There’s strong evidence that GCC consumers are ready and that businesses may be the ones holding the key. “GCC users are mobile-first, tech-savvy, and already familiar with crypto for real-world use cases like real estate and remittances,” says Sam’an. “With more merchant integration, usage will take off.”
Gadit believes merchant adoption must come first. “When trusted brands or payment providers accept crypto, it sends a clear message that it’s real, safe, and regulated,” he says. “That gives consumers the confidence to use it, and demand drives more merchants to follow. It’s a flywheel.”

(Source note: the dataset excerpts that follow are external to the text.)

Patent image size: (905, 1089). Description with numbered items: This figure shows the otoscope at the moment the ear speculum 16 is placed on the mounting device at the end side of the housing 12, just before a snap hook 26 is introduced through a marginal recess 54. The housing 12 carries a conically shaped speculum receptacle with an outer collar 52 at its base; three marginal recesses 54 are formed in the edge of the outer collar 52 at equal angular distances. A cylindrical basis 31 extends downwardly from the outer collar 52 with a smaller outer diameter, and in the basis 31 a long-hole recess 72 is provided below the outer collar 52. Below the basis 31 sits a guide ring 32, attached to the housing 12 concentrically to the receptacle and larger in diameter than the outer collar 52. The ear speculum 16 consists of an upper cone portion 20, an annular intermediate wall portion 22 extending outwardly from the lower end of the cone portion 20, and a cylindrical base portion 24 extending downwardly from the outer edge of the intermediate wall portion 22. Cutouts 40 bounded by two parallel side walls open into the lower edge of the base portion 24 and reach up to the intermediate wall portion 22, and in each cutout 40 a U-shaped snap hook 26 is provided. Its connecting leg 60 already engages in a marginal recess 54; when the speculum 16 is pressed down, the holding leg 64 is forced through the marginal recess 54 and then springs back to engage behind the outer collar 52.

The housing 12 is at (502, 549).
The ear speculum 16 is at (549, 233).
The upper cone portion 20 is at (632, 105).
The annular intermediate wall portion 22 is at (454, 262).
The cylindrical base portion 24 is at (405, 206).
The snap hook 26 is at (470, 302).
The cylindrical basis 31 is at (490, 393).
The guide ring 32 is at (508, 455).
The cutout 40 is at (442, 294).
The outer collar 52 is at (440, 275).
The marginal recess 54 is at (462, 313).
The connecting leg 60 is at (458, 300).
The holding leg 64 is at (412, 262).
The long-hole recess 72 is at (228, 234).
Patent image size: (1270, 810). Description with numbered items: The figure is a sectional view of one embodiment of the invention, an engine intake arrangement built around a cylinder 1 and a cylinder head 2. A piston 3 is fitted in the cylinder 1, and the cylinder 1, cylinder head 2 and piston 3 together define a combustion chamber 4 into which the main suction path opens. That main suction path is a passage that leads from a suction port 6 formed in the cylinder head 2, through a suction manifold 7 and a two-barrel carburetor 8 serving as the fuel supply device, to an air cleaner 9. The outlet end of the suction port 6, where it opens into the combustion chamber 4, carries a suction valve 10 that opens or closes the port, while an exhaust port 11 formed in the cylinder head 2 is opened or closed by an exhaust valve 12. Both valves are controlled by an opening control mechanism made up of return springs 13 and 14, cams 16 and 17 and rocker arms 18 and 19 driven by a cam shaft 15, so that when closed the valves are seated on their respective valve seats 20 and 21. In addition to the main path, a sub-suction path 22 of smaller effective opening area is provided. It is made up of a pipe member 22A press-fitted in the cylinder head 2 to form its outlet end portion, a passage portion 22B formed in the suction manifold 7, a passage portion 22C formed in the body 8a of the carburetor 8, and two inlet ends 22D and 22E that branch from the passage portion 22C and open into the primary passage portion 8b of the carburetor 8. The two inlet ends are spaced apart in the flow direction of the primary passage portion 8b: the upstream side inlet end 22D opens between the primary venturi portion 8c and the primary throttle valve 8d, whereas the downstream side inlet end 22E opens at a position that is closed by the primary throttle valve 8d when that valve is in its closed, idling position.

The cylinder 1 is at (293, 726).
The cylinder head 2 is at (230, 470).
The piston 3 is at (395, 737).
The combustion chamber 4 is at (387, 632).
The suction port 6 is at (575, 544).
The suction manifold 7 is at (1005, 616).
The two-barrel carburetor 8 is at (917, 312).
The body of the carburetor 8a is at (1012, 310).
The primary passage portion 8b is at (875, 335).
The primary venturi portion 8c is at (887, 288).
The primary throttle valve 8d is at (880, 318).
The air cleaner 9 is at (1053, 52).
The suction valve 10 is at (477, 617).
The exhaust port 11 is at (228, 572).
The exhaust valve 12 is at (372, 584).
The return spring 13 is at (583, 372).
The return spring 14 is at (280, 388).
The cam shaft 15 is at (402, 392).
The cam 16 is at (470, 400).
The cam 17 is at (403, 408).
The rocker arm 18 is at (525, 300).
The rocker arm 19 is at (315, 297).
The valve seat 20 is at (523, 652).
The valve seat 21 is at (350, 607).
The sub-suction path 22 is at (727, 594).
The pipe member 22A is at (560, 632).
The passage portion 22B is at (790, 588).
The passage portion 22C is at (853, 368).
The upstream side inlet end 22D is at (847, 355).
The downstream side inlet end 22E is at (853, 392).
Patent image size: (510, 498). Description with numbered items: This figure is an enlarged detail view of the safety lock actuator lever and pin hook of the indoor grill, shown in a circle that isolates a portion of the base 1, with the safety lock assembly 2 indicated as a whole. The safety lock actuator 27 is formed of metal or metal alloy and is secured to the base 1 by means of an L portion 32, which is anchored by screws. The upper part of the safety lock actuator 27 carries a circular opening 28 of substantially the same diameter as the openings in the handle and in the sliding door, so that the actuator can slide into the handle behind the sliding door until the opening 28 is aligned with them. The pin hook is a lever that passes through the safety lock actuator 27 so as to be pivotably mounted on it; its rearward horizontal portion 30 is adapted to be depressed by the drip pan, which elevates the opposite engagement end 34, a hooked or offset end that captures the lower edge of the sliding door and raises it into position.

TIMELINE FOR CRYPTO AT CHECKOUT
While experts differ on timing, most agree that mass usability is coming sooner than expected. “We’re likely six months to a year away from crypto tap-to-pay at scale,” says Emile. “Technology is catching up fast.”
Golub outlines a broader roadmap: “From 2025 to 2026, aviation, duty-free, and luxury retail go live with crypto PSPs. Between 2026 and 2027, wider adoption in high-FX sectors with Aani-funded wallets and stablecoin settlement will occur. Beyond 2027, mass retail will be enabled by Travel Rule-ready stablecoins and Central Bank token rails.”
WHY THE GCC IS UNIQUELY POSITIONED TO LEAD
Unlike other regions where regulation lags behind innovation, the GCC has created an environment where both evolve in tandem — and quickly. “The UAE Central Bank isn’t just a regulator — it’s an infrastructure builder,” says Golub. “With Aani, Open Finance, and mBridge cross-border pilots, the GCC has all the tools to become the first region to make ‘one tap’ crypto payments real.”
Sam’an agrees and reinforces that the future is no longer hypothetical. “We’re not building toward ‘what if,’ we’re delivering ‘what’s next,’” she says. “One-tap crypto payments aren’t a dream — they’re becoming a regional standard.”
With stablecoins at the center, open banking APIs on standby, and merchant integrations multiplying, the region is closer than ever to making crypto as easy to use as a tap of your phone. As Gadit puts it, “Once the pieces fall into place, crypto won’t be something people hold — it’ll be something they use.”